On the bottom half of page 249 Cohen-Tannoudji it talks about selection rules in terms of off diagonal elements of the matrix generated by $\langle \phi _{ n^{ \prime },\tau ^{ \prime } } \mid \hat { B } \mid \phi _{ n,\tau } \rangle$. I thought all off diagonal matrix elements would be zero due to the $\delta_{n^{\prime},n}$ nature of these state vectors? Is this because it is not just a double sum with a single good quantum number? I am confused. Could you shed some light?

Thanks,
KQ6UP

 

[kith]

On the bottom half of page 249 Cohen-Tannoudji it talks about selection rules in terms of off diagonal elements of the matrix generated by $\langle \phi _{ n^{ \prime },\tau ^{ \prime } } \mid \hat { B } \mid \phi _{ n,\tau } \rangle$. I thought all off diagonal matrix elements would be zero due to the $\delta_{n^{\prime},n}$ nature of these state vectors?

I don't have the book handy, but by "$\delta_{n^{\prime},n}$ nature of these state vectors" you probably mean that $\langle \phi _{ n^{ \prime },\tau ^{ \prime } } \mid \phi _{ n,\tau } \rangle \propto \delta_{n^{\prime},n}$ right? If yes, why do you expect something similar to hold if you include the $\hat { B }$ operator? Acting with it on the state to the right may give you nonzero coefficients for states where the principal quantum number is equal to $n'$.

 

[kq6up]

I don't have the book handy, but by "$\delta_{n^{\prime},n}$ nature of these state vectors" you probably mean that $\langle \phi _{ n^{ \prime },\tau ^{ \prime } } \mid \phi _{ n,\tau } \rangle \propto \delta_{n^{\prime},n}$ right? If yes, why do you expect something similar to hold if you include the $\hat { B }$ operator? Acting with it on the state to the right may give you nonzero coefficients for states with $n'$.

Is that because some operators can change the state (like ladder
operators)? I always view those as in a class of their own because
they are not part of a normal eigen function / eigen value equal where
the function remains unchanged (e.g. A f(x)=a f(x). It seems like off
diagonal elements of a regular operator like momentum would all have
to be zero.
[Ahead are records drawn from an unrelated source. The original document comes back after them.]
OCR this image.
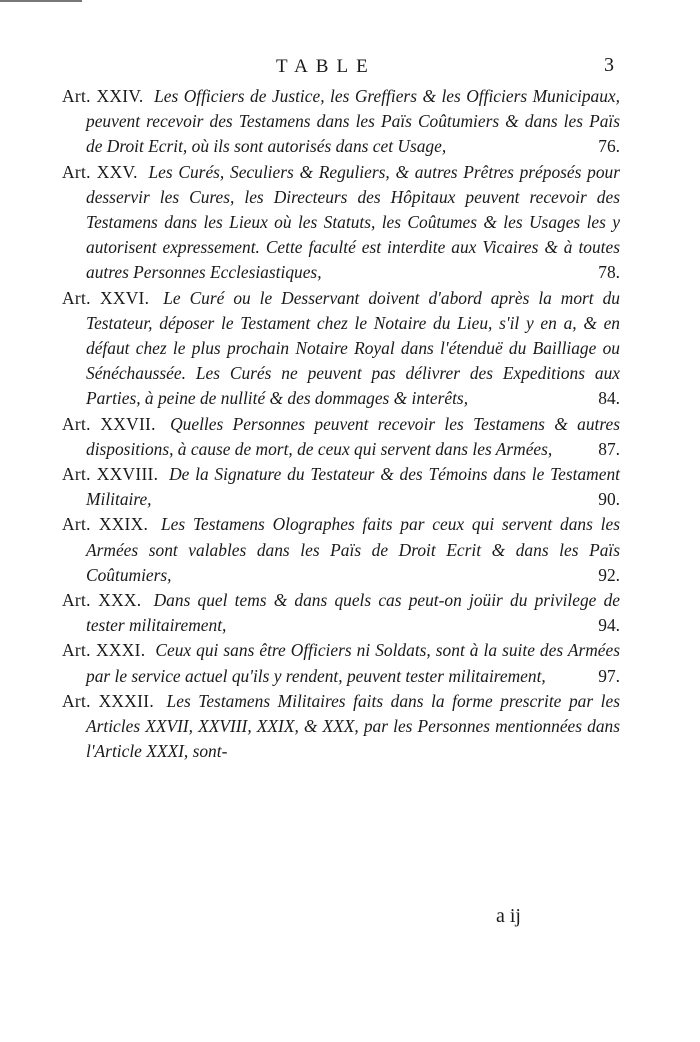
TABLE	3
Art. XXIV. Les Officiers de Justice, les Greffiers & les Officiers Municipaux, peuvent recevoir des Testamens dans les Païs Coûtumiers & dans les Païs de Droit Ecrit, où ils sont autorisés dans cet Usage,	76.
Art. XXV. Les Curés, Seculiers & Reguliers, & autres Prêtres préposés pour desservir les Cures, les Directeurs des Hôpitaux peuvent recevoir des Testamens dans les Lieux où les Statuts, les Coûtumes & les Usages les y autorisent expressement. Cette faculté est interdite aux Vicaires & à toutes autres Personnes Ecclesiastiques,	78.
Art. XXVI. Le Curé ou le Desservant doivent d'abord après la mort du Testateur, déposer le Testament chez le Notaire du Lieu, s'il y en a, & en défaut chez le plus prochain Notaire Royal dans l'étenduë du Bailliage ou Sénéchaussée. Les Curés ne peuvent pas délivrer des Expeditions aux Parties, à peine de nullité & des dommages & interêts,	84.
Art. XXVII. Quelles Personnes peuvent recevoir les Testamens & autres dispositions, à cause de mort, de ceux qui servent dans les Armées,	87.
Art. XXVIII. De la Signature du Testateur & des Témoins dans le Testament Militaire,	90.
Art. XXIX. Les Testamens Olographes faits par ceux qui servent dans les Armées sont valables dans les Païs de Droit Ecrit & dans les Païs Coûtumiers,	92.
Art. XXX. Dans quel tems & dans quels cas peut-on joüir du privilege de tester militairement,	94.
Art. XXXI. Ceux qui sans être Officiers ni Soldats, sont à la suite des Armées par le service actuel qu'ils y rendent, peuvent tester militairement,	97.
Art. XXXII. Les Testamens Militaires faits dans la forme prescrite par les Articles XXVII, XXVIII, XXIX, & XXX, par les Personnes mentionnées dans l'Article XXXI, sont-
a ij
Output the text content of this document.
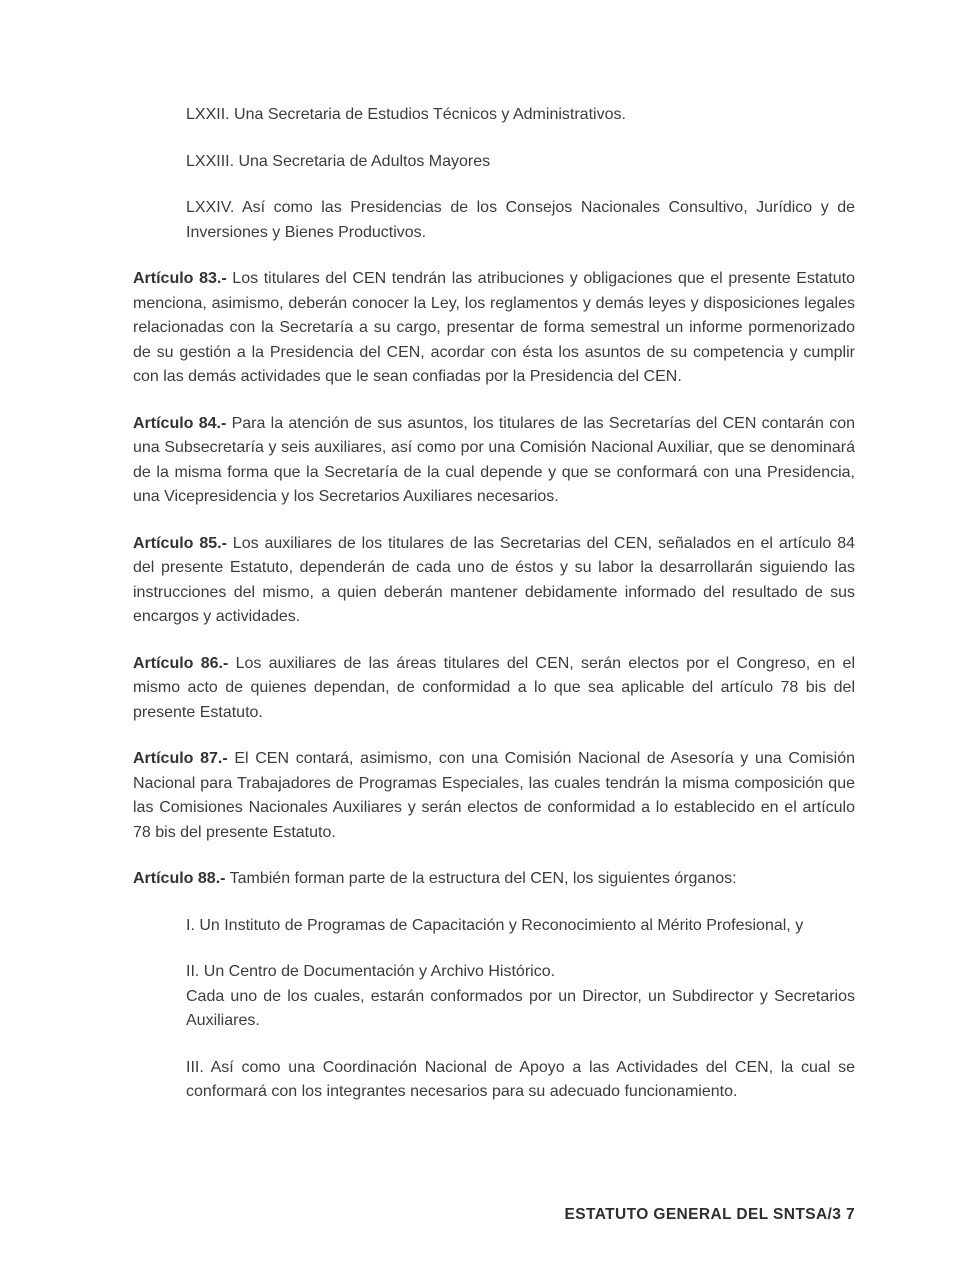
LXXII. Una Secretaria de Estudios Técnicos y Administrativos.

LXXIII. Una Secretaria de Adultos Mayores

LXXIV. Así como las Presidencias de los Consejos Nacionales Consultivo, Jurídico y de Inversiones y Bienes Productivos.

Artículo 83.- Los titulares del CEN tendrán las atribuciones y obligaciones que el presente Estatuto menciona, asimismo, deberán conocer la Ley, los reglamentos y demás leyes y disposiciones legales relacionadas con la Secretaría a su cargo, presentar de forma semestral un informe pormenorizado de su gestión a la Presidencia del CEN, acordar con ésta los asuntos de su competencia y cumplir con las demás actividades que le sean confiadas por la Presidencia del CEN.

Artículo 84.- Para la atención de sus asuntos, los titulares de las Secretarías del CEN contarán con una Subsecretaría y seis auxiliares, así como por una Comisión Nacional Auxiliar, que se denominará de la misma forma que la Secretaría de la cual depende y que se conformará con una Presidencia, una Vicepresidencia y los Secretarios Auxiliares necesarios.

Artículo 85.- Los auxiliares de los titulares de las Secretarias del CEN, señalados en el artículo 84 del presente Estatuto, dependerán de cada uno de éstos y su labor la desarrollarán siguiendo las instrucciones del mismo, a quien deberán mantener debidamente informado del resultado de sus encargos y actividades.

Artículo 86.- Los auxiliares de las áreas titulares del CEN, serán electos por el Congreso, en el mismo acto de quienes dependan, de conformidad a lo que sea aplicable del artículo 78 bis del presente Estatuto.

Artículo 87.- El CEN contará, asimismo, con una Comisión Nacional de Asesoría y una Comisión Nacional para Trabajadores de Programas Especiales, las cuales tendrán la misma composición que las Comisiones Nacionales Auxiliares y serán electos de conformidad a lo establecido en el artículo 78 bis del presente Estatuto.

Artículo 88.- También forman parte de la estructura del CEN, los siguientes órganos:

I. Un Instituto de Programas de Capacitación y Reconocimiento al Mérito Profesional, y

II. Un Centro de Documentación y Archivo Histórico.
Cada uno de los cuales, estarán conformados por un Director, un Subdirector y Secretarios Auxiliares.

III. Así como una Coordinación Nacional de Apoyo a las Actividades del CEN, la cual se conformará con los integrantes necesarios para su adecuado funcionamiento.

ESTATUTO GENERAL DEL SNTSA/3 7
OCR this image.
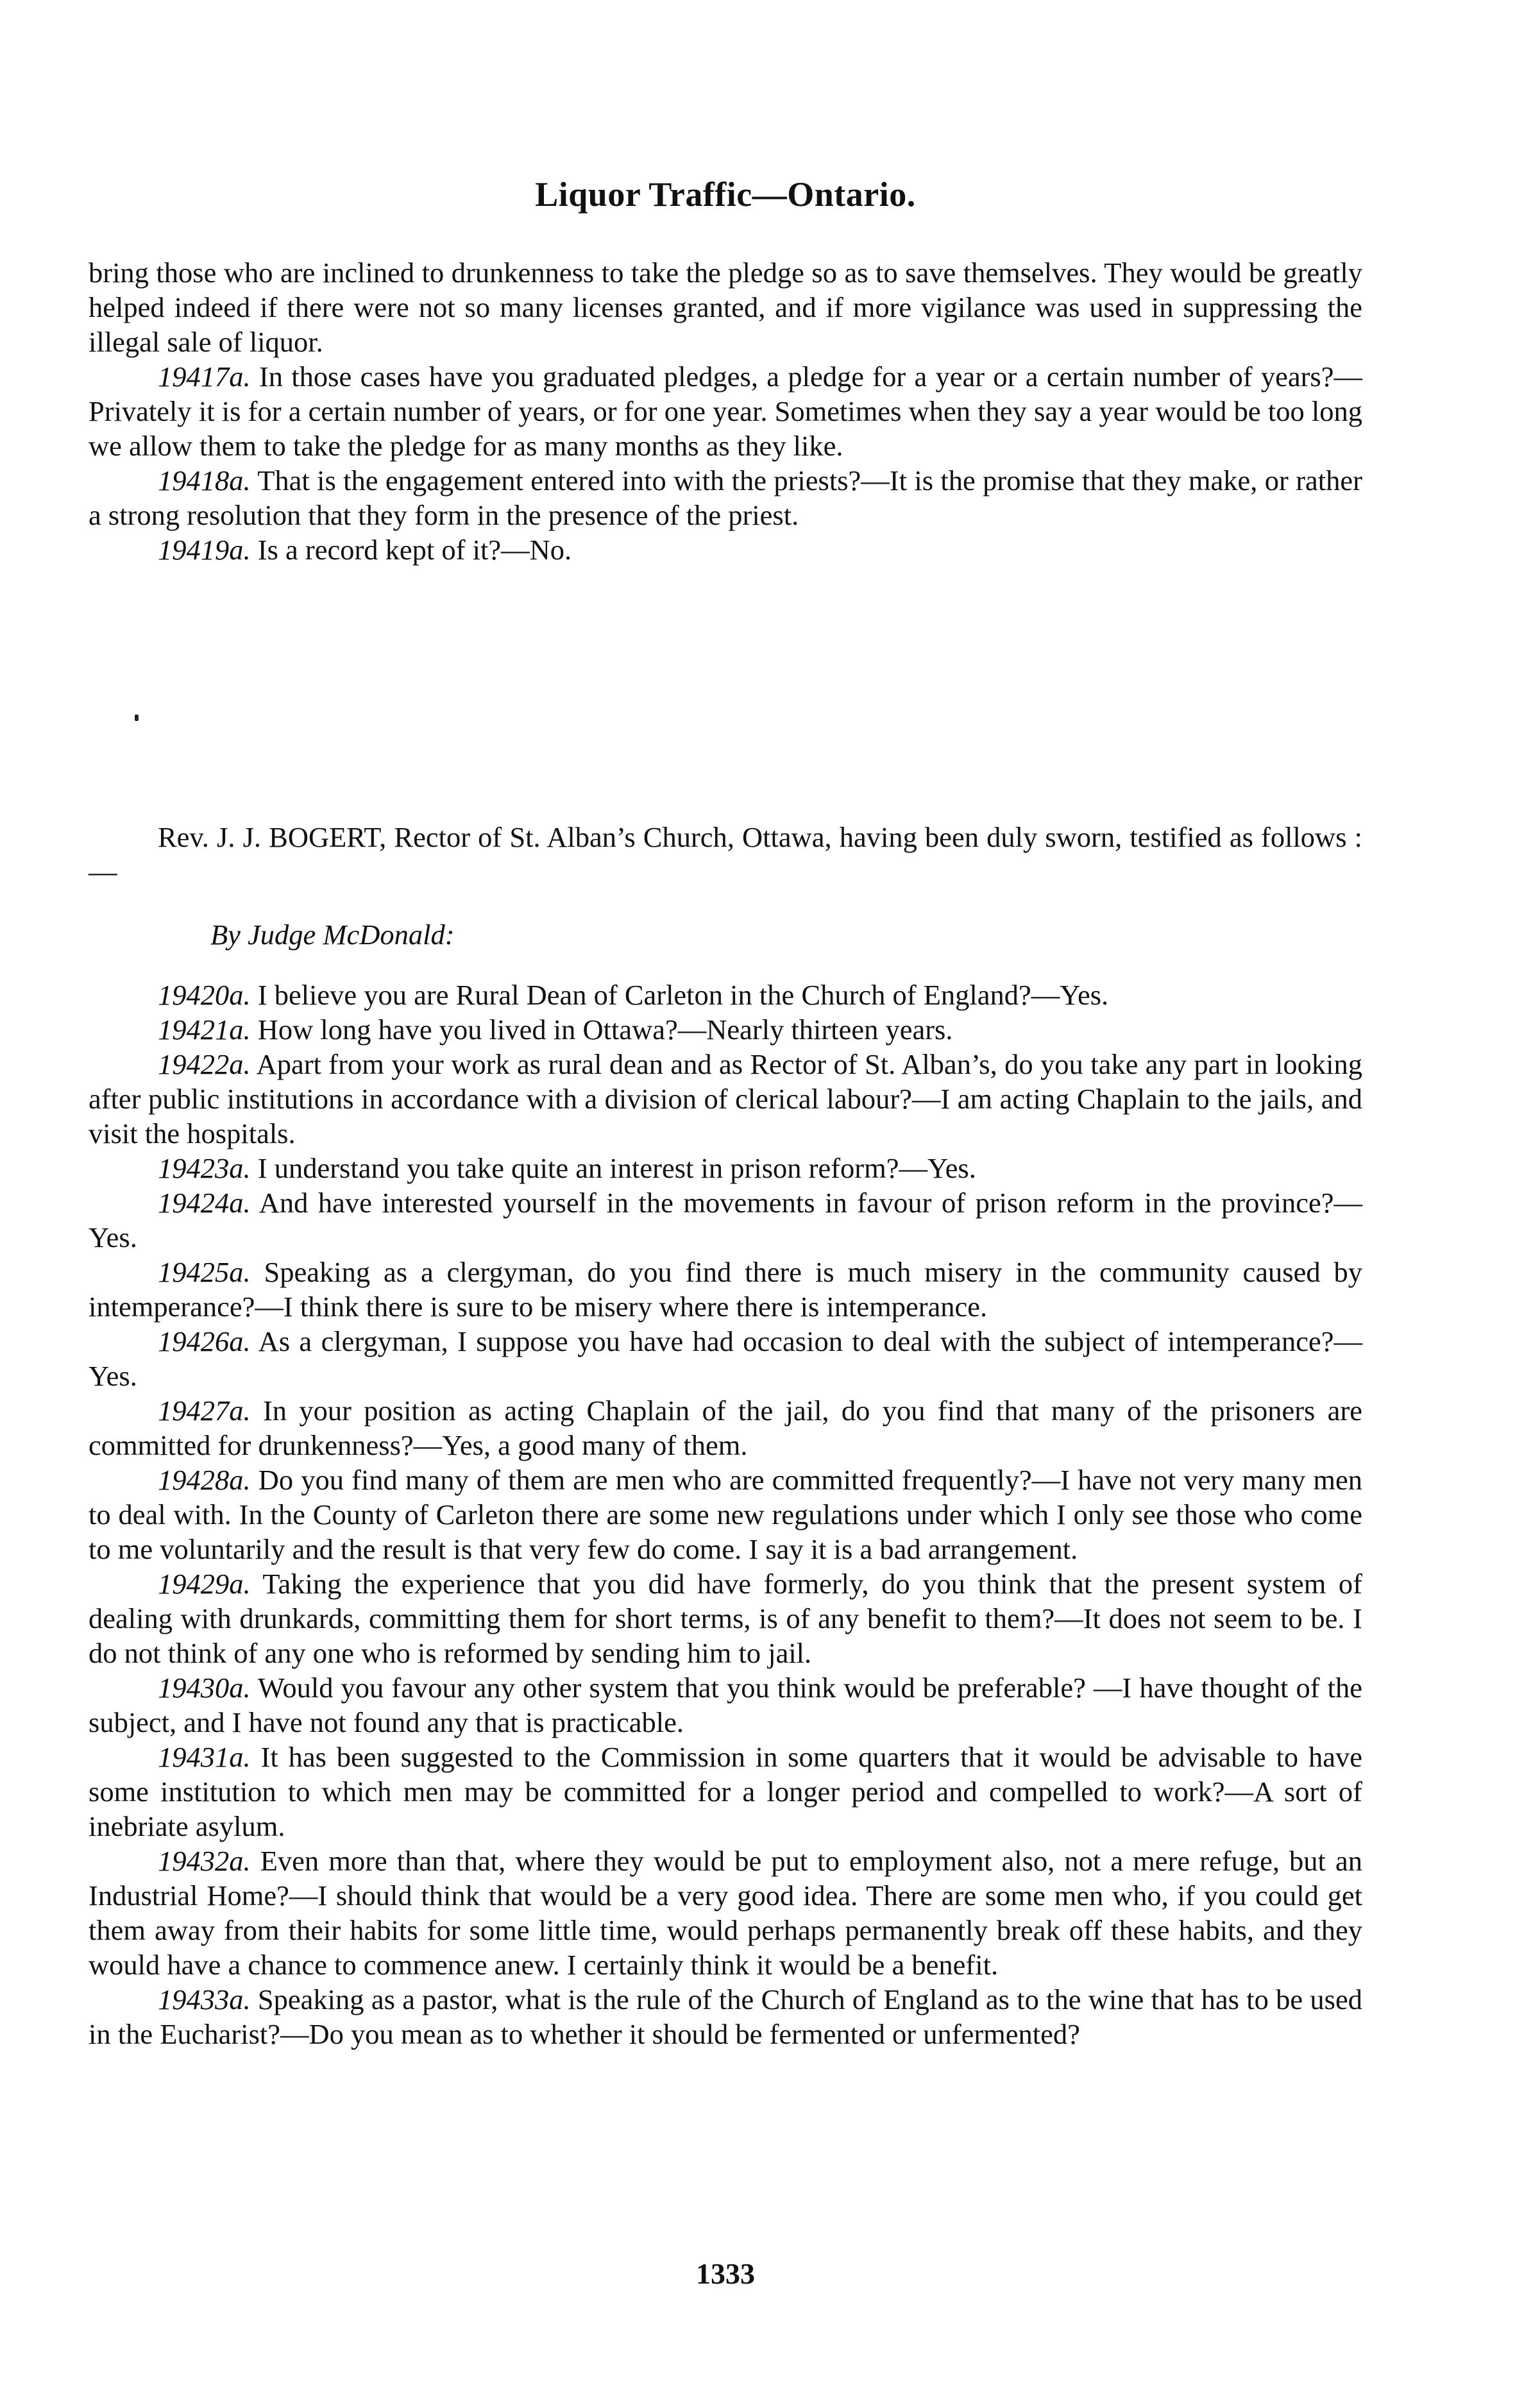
Liquor Traffic—Ontario.

bring those who are inclined to drunkenness to take the pledge so as to save themselves. They would be greatly helped indeed if there were not so many licenses granted, and if more vigilance was used in suppressing the illegal sale of liquor.

19417a. In those cases have you graduated pledges, a pledge for a year or a certain number of years?—Privately it is for a certain number of years, or for one year. Sometimes when they say a year would be too long we allow them to take the pledge for as many months as they like.

19418a. That is the engagement entered into with the priests?—It is the promise that they make, or rather a strong resolution that they form in the presence of the priest.

19419a. Is a record kept of it?—No.

Rev. J. J. BOGERT, Rector of St. Alban’s Church, Ottawa, having been duly sworn, testified as follows :—

By Judge McDonald:

19420a. I believe you are Rural Dean of Carleton in the Church of England?—Yes.

19421a. How long have you lived in Ottawa?—Nearly thirteen years.

19422a. Apart from your work as rural dean and as Rector of St. Alban’s, do you take any part in looking after public institutions in accordance with a division of clerical labour?—I am acting Chaplain to the jails, and visit the hospitals.

19423a. I understand you take quite an interest in prison reform?—Yes.

19424a. And have interested yourself in the movements in favour of prison reform in the province?—Yes.

19425a. Speaking as a clergyman, do you find there is much misery in the community caused by intemperance?—I think there is sure to be misery where there is intemperance.

19426a. As a clergyman, I suppose you have had occasion to deal with the subject of intemperance?—Yes.

19427a. In your position as acting Chaplain of the jail, do you find that many of the prisoners are committed for drunkenness?—Yes, a good many of them.

19428a. Do you find many of them are men who are committed frequently?—I have not very many men to deal with. In the County of Carleton there are some new regulations under which I only see those who come to me voluntarily and the result is that very few do come. I say it is a bad arrangement.

19429a. Taking the experience that you did have formerly, do you think that the present system of dealing with drunkards, committing them for short terms, is of any benefit to them?—It does not seem to be. I do not think of any one who is reformed by sending him to jail.

19430a. Would you favour any other system that you think would be preferable? —I have thought of the subject, and I have not found any that is practicable.

19431a. It has been suggested to the Commission in some quarters that it would be advisable to have some institution to which men may be committed for a longer period and compelled to work?—A sort of inebriate asylum.

19432a. Even more than that, where they would be put to employment also, not a mere refuge, but an Industrial Home?—I should think that would be a very good idea. There are some men who, if you could get them away from their habits for some little time, would perhaps permanently break off these habits, and they would have a chance to commence anew. I certainly think it would be a benefit.

19433a. Speaking as a pastor, what is the rule of the Church of England as to the wine that has to be used in the Eucharist?—Do you mean as to whether it should be fermented or unfermented?

1333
Am I understanding you clearly, or no?

Thanks,
KQ6UP

 

[kith]

Is that because some operators can change the state (like ladder
operators)?

Yes, if you apply an operator to a state it will change the state in most cases. Only the eigenstates of the operator remain unchanged.

It seems like off diagonal elements of a regular operator like momentum would all have
to be zero.

The off-diagonal elements of the matrix representation of an operator are only zero if you chose a basis of eigenstates of said operator for the matrix representation. Are you familiar with the Pauli matrices? They represent the spin-1/2 operators $S_x$, $S_y$ and $S_z$ in a basis of eigenstates of $S_z$. As you see, only the $z$-matrix is diagonal, the others are not.

 

[kq6up]

That makes perfect sense thank you.

Chris